The following trading system is designed inmore for educational purposes. Technical analysis includes the previous price behavior and at the same time tries to predict future prices. However, it is also well known that past results do not guarantee future results with the same market activity. Given this reservation, you should read the constructed graphs. The ATR indicator for Herchik includes the following. The green circles in the diagram illustrate the optimal entry and exit points, and the ovals of the same color indicate a breakthrough or reversal, which is inevitable with the current market trend. This use of ATR analysis is most effective in combination with the blue lines of the RSI indicator.
Conditions
A simple trading system will be implemented under the following conditions.
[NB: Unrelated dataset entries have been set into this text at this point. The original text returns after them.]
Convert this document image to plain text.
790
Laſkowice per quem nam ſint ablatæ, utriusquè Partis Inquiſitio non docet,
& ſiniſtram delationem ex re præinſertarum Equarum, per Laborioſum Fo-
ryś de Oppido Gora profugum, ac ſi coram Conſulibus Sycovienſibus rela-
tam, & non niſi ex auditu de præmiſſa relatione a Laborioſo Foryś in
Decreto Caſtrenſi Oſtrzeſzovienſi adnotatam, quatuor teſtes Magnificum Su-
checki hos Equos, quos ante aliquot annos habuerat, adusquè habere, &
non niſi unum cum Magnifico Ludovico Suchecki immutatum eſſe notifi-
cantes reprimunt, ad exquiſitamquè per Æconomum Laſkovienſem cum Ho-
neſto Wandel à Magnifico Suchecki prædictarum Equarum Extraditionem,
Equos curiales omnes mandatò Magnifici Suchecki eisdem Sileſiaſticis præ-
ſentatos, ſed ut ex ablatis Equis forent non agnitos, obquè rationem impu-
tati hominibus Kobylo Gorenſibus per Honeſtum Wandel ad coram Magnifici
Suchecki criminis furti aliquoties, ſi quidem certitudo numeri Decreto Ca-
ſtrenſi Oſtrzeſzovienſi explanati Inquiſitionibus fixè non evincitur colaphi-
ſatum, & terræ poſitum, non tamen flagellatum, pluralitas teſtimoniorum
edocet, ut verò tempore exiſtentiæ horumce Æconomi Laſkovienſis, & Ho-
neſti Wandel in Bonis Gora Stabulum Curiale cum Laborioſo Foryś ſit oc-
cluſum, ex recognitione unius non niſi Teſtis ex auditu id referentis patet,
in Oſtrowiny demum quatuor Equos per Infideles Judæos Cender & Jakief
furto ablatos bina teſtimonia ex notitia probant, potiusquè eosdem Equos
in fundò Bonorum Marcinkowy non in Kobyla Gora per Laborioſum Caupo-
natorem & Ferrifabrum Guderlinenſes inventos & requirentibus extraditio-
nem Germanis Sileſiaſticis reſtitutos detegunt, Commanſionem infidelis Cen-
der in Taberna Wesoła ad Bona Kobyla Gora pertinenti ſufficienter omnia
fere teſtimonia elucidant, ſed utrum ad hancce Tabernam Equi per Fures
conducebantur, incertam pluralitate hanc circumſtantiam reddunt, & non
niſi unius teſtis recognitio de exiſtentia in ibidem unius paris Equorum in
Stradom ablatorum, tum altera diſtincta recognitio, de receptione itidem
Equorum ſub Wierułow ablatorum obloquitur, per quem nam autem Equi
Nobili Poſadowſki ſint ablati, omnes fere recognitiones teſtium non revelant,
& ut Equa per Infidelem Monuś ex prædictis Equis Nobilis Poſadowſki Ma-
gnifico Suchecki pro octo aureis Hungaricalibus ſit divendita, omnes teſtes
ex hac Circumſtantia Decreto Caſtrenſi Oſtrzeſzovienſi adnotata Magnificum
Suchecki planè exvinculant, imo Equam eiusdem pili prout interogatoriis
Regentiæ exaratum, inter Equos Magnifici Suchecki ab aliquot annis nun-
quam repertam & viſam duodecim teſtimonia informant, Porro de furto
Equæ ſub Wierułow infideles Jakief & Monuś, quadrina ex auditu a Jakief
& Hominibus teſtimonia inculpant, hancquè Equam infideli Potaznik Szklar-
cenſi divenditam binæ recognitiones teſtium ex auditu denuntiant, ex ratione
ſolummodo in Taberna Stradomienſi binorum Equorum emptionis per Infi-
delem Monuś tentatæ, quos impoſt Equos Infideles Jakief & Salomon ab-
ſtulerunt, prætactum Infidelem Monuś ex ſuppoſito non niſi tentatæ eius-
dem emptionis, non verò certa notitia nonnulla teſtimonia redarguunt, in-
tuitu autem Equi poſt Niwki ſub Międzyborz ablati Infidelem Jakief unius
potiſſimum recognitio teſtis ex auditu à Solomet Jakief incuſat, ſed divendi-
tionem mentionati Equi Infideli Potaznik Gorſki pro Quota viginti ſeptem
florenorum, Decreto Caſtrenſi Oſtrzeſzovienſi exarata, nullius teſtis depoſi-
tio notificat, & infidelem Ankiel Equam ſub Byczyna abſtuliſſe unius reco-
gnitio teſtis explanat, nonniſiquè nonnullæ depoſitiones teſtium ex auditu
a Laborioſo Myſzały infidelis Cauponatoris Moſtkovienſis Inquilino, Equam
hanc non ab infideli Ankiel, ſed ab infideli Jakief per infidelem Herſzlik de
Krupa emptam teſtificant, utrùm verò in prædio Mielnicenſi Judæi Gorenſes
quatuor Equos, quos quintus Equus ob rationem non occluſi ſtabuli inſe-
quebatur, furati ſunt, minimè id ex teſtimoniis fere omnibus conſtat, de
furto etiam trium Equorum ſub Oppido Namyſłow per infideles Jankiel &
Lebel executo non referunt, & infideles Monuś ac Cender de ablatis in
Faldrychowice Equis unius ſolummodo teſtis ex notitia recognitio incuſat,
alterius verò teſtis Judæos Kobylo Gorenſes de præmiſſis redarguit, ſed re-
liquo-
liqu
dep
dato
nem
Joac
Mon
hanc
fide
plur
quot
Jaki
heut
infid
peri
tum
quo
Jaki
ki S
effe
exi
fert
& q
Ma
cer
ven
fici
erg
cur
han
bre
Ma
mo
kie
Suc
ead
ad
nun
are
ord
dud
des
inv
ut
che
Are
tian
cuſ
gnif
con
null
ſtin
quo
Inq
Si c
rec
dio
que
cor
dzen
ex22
Determine your entry point when the RSI line drops below the “30” mark (the lower limit of the line), and add 25 “pips” (the ATR value should be “1.5X”).
Set up BuyLimit for no more than 2-3% of your account.
Place a stop loss of 25 "points" (with an ATR value of "1.5x") below the entry point.
Determine the exit point when the RSI crosses the upper limit of the “70” line and is accompanied by a decrease in the ATR value from the previous peak.
Steps "2" and "3" are weighted.principles of risk management and monetary resources that should be used in trading operations. This simple trading system can provide profitable trading on 100 "points". However, it should certainly be remembered that the past is no guarantee for the future. Nevertheless, the study of sequences is your goal, and this data will be successfully provided by technical analysis and ATR indicators.